La BBC choisit le « Nessun Dorma » de Pavarotti comme hymne de sa couverture. Le mariage entre l’opéra et le football est scellé. Le 7 juillet, la veille de la finale, a lieu au Thermes de Caracalla à Rome le tout premier concert des Trois Ténors (Pavarotti, Domingo, Carreras) devant 800 millions de téléspectateurs. Le tournoi a sa bande-son… mais le jeu ne suit pas vraiment, avec seulement 115 buts en 52 matchs — la plus faible moyenne de buts par match jamais enregistrée en Coupe du monde (2,21). Un tournoi souvent critiqué pour son manque de spectacle offensif, mais resté inoubliable pour ses émotions.
Roger Milla, 38 ans, devient le plus vieux buteur de l'histoire de la compétition (il battra son propre record à 42 ans en 1994), sorti de sa retraite par le président camerounais, enflamme le tournoi en sortie de banc : doublé décisif contre la Roumanie, puis nouveau doublé en 1/8 contre la Colombie qui envoie le Cameroun en quart — une première pour une nation africaine. Sa célèbre danse autour du poteau de corner devient l'image du tournoi. Le Cameroun avait également ouvert le Mondial en faisant tomber l'Argentine, championne du monde en titre, 1-0 grâce à une tête de François Omam-Biyik. Toto Schillaci, quasi-inconnu avant le tournoi (un seul match international), s’impose comme la star absolue : 6 buts, Soulier d’Or et Ballon d’Or.
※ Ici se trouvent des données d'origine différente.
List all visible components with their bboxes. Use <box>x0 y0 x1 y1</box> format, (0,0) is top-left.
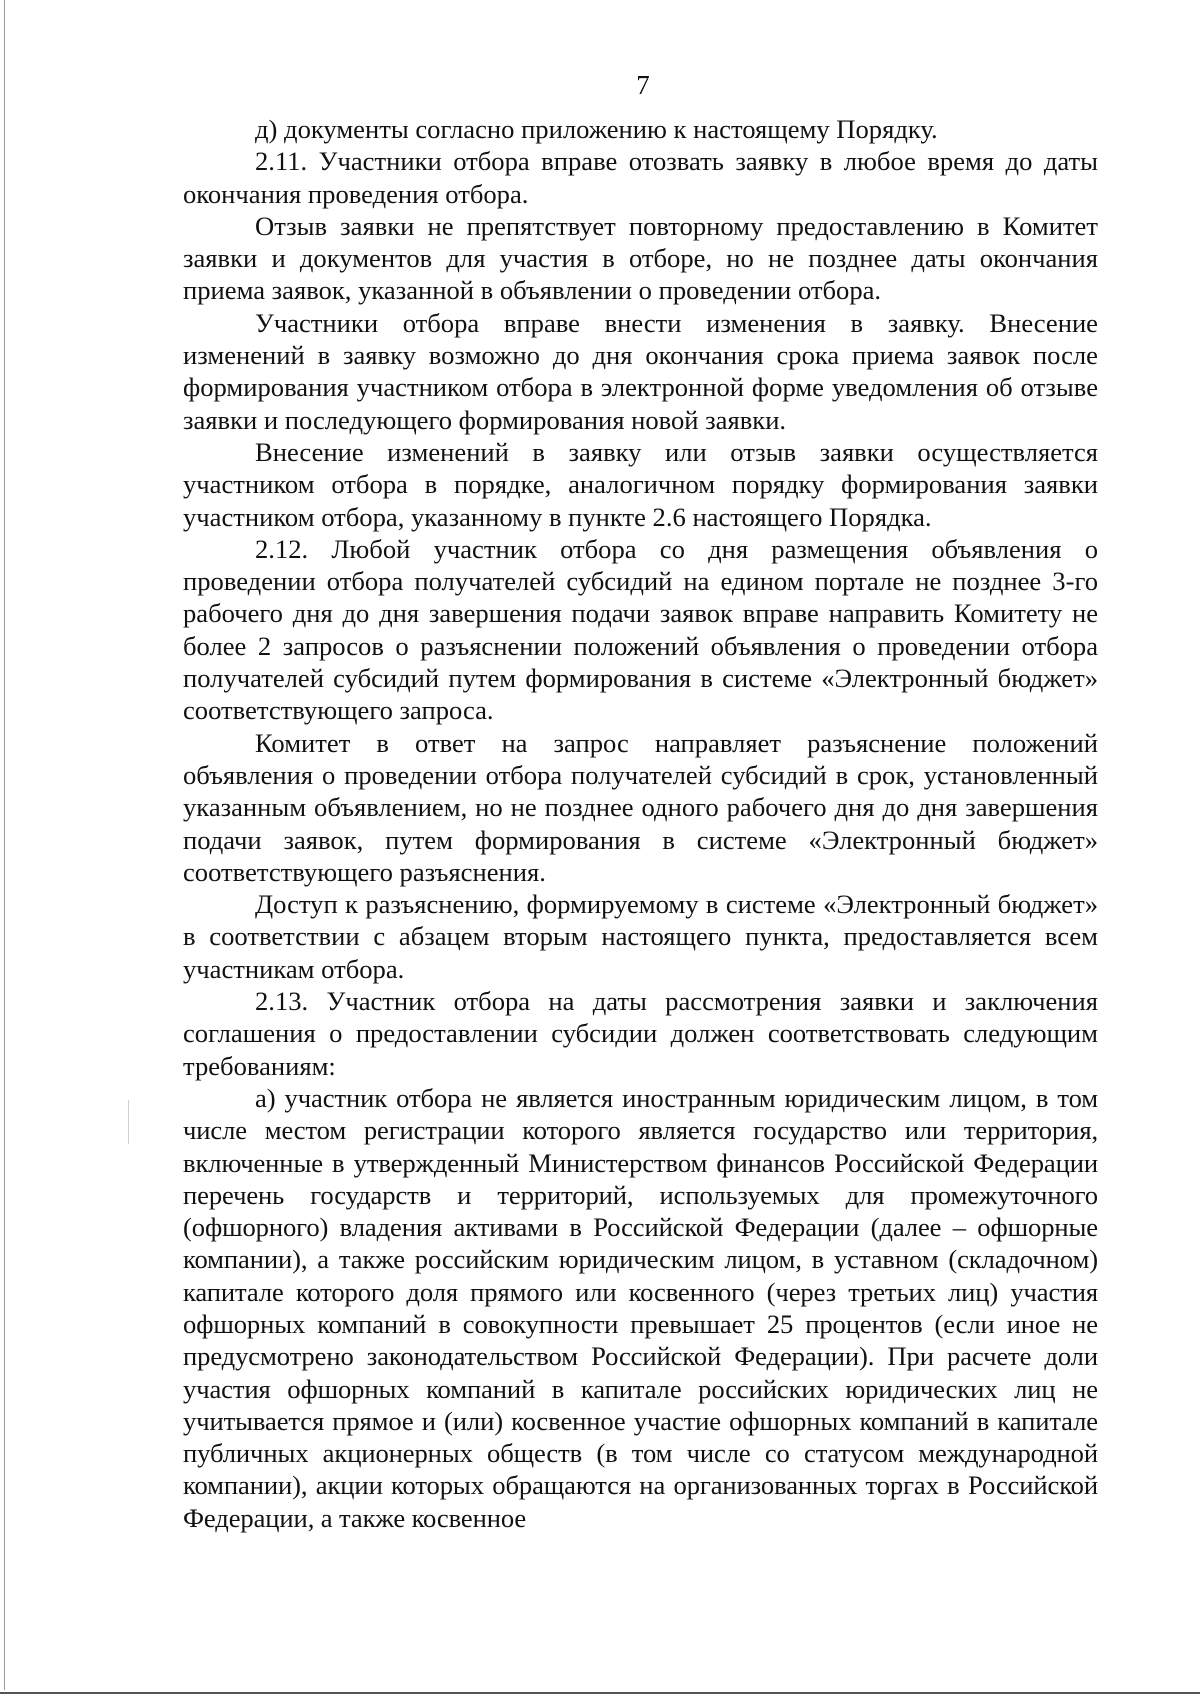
paragraph-item-a-offshore: а) участник отбора не является иностранным юридическим лицом, в том числе местом регистрации которого является государство или территория, включенные в утвержденный Министерством финансов Российской Федерации перечень государств и территорий, используемых для промежуточного (офшорного) владения активами в Российской Федерации (далее – офшорные компании), а также российским юридическим лицом, в уставном (складочном) капитале которого доля прямого или косвенного (через третьих лиц) участия офшорных компаний в совокупности превышает 25 процентов (если иное не предусмотрено законодательством Российской Федерации). При расчете доли участия офшорных компаний в капитале российских юридических лиц не учитывается прямое и (или) косвенное участие офшорных компаний в капитале публичных акционерных обществ (в том числе со статусом международной компании), акции которых обращаются на организованных торгах в Российской Федерации, а также косвенное <box>183 1082 1098 1533</box>
scan-left-edge-line <box>4 0 5 1690</box>
paragraph-committee-response: Комитет в ответ на запрос направляет разъяснение положений объявления о проведении отбора получателей субсидий в срок, установленный указанным объявлением, но не позднее одного рабочего дня до дня завершения подачи заявок, путем формирования в системе «Электронный бюджет» соответствующего разъяснения. <box>183 727 1098 887</box>
scan-artifact-mark <box>128 1100 129 1144</box>
paragraph-clarification-access: Доступ к разъяснению, формируемому в системе «Электронный бюджет» в соответствии с абзацем вторым настоящего пункта, предоставляется всем участникам отбора. <box>183 889 1098 984</box>
paragraph-item-d-documents: д) документы согласно приложению к настоящему Порядку. <box>255 114 938 144</box>
paragraph-withdrawal-no-obstacle: Отзыв заявки не препятствует повторному предоставлению в Комитет заявки и документов для участия в отборе, но не позднее даты окончания приема заявок, указанной в объявлении о проведении отбора. <box>183 210 1098 306</box>
document-body <box>183 113 1098 1534</box>
paragraph-2-11-withdraw: 2.11. Участники отбора вправе отозвать заявку в любое время до даты окончания проведения отбора. <box>183 146 1098 209</box>
paragraph-2-13-requirements: 2.13. Участник отбора на даты рассмотрения заявки и заключения соглашения о предоставлении субсидии должен соответствовать следующим требованиям: <box>183 986 1098 1081</box>
paragraph-changes-allowed: Участники отбора вправе внести изменения в заявку. Внесение изменений в заявку возможно до дня окончания срока приема заявок после формирования участником отбора в электронной форме уведомления об отзыве заявки и последующего формирования новой заявки. <box>183 307 1098 435</box>
paragraph-2-12-clarification-requests: 2.12. Любой участник отбора со дня размещения объявления о проведении отбора получателей субсидий на едином портале не позднее 3-го рабочего дня до дня завершения подачи заявок вправе направить Комитету не более 2 запросов о разъяснении положений объявления о проведении отбора получателей субсидий путем формирования в системе «Электронный бюджет» соответствующего запроса. <box>183 533 1098 726</box>
paragraph-changes-procedure: Внесение изменений в заявку или отзыв заявки осуществляется участником отбора в порядке, аналогичном порядку формирования заявки участником отбора, указанному в пункте 2.6 настоящего Порядка. <box>183 436 1098 532</box>
scan-bottom-edge-line <box>0 1692 1200 1694</box>
page-number: 7 <box>636 70 650 100</box>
Paul Gascoigne (“Gazza”) pleure en demi-finale à Turin en recevant un carton jaune — image devenue iconique en Angleterre, souvent associée au renouveau du football anglais.
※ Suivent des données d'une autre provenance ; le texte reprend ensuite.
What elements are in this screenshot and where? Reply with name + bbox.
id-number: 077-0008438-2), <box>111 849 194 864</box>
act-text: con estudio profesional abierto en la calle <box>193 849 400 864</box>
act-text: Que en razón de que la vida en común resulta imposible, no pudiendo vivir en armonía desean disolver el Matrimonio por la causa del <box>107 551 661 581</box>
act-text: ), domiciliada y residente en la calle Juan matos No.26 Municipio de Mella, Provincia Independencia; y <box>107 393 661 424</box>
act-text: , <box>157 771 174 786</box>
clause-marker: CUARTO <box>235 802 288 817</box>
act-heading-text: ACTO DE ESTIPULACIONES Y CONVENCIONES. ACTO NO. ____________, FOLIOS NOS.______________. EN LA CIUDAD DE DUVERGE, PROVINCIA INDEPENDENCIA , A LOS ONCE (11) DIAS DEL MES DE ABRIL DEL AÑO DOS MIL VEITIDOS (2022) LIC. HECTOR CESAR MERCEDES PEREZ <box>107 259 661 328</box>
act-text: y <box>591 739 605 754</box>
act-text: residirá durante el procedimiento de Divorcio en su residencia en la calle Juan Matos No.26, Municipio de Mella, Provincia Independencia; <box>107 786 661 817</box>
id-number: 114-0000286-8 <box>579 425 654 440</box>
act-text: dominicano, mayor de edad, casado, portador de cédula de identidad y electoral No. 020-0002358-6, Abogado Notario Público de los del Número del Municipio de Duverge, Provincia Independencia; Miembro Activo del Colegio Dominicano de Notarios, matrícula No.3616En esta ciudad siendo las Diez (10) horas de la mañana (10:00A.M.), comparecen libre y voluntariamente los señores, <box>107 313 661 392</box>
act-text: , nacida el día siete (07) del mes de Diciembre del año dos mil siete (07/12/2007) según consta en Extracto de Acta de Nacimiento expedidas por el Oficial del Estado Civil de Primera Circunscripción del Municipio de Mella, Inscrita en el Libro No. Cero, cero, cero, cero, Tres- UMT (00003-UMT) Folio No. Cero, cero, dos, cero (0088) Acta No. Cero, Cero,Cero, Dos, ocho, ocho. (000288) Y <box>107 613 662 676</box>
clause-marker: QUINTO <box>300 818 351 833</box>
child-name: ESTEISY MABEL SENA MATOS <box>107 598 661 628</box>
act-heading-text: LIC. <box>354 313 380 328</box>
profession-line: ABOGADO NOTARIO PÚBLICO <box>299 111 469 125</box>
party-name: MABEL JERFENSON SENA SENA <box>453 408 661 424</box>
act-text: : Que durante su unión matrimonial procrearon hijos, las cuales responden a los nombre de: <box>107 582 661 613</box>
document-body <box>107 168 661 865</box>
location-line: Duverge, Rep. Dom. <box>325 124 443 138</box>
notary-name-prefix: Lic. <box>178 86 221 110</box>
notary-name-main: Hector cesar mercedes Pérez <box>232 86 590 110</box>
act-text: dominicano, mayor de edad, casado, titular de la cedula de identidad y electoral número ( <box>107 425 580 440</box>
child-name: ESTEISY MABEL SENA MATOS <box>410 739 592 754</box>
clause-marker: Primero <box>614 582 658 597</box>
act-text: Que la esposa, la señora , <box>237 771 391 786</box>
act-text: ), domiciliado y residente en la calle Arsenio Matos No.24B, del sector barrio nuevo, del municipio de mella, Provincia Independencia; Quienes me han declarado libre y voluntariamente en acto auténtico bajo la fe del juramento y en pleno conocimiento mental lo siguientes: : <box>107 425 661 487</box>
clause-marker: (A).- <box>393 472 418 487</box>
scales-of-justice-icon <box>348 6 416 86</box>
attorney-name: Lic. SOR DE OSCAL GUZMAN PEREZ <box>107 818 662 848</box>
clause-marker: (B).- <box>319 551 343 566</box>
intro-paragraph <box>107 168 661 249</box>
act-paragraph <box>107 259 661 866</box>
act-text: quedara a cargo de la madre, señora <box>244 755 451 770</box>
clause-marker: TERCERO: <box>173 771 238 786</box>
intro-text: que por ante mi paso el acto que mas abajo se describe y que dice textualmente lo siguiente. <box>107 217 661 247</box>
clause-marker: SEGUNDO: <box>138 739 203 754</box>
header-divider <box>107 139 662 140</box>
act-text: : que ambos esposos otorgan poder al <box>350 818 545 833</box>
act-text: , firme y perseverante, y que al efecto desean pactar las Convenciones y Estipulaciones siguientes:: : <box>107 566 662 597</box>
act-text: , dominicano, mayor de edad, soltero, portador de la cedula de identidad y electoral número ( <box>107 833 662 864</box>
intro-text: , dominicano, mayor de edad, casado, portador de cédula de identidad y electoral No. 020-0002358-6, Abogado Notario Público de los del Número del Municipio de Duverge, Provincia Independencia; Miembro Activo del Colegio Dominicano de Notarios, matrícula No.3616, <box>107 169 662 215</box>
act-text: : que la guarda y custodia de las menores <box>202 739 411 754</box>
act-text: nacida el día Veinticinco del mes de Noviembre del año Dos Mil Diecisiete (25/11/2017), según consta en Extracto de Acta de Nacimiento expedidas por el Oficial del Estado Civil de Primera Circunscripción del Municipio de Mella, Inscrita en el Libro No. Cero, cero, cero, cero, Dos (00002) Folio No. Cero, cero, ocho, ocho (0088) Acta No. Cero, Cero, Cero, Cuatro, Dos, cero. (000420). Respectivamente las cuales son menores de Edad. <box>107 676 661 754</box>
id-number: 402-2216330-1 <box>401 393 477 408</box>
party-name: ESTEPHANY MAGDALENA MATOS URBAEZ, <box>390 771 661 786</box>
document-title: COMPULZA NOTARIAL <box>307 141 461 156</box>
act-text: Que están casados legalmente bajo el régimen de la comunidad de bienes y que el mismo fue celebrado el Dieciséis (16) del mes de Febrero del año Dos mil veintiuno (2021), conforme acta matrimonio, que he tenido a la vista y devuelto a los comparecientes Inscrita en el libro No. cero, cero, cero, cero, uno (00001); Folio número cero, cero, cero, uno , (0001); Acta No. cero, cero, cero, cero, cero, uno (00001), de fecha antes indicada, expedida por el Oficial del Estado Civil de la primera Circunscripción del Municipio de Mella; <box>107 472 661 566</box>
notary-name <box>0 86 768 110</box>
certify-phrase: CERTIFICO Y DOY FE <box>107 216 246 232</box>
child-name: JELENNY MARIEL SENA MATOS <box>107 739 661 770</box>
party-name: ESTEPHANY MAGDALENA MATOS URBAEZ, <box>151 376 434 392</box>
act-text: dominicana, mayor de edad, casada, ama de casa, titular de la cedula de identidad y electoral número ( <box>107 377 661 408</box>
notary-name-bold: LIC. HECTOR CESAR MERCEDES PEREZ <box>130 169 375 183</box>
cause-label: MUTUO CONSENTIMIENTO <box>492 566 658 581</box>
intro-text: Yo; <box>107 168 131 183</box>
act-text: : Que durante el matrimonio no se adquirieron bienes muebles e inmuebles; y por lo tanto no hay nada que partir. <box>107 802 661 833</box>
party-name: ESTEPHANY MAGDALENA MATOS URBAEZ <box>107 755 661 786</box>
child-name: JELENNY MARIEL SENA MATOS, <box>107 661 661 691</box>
La finale, disputée à Rome, reste dans les mémoires comme l’une des finales les plus fermées et controversées de l’histoire, marquée par une approche extrêmement prudente, conclue par un penalty contesté de Brehme (85e). L’Argentine est privée de Caniggia, suspendu. Deux expulsions. Franz Beckenbauer soulève le trophée, devenant le deuxième homme à gagner la Coupe du monde comme joueur puis sélectionneur après Mário Zagallo, mais le premier à l'avoir fait en tant que capitaine (1974) puis entraîneur (1990). La FIFA tire les leçons : règle de la passe en retrait (1992) et victoire à 3 points (1994). Un tournoi qui a changé durablement le football moderne. La Coupe du monde 1990 en Italie est souvent considérée comme la plus défensive de l’histoire du football moderne.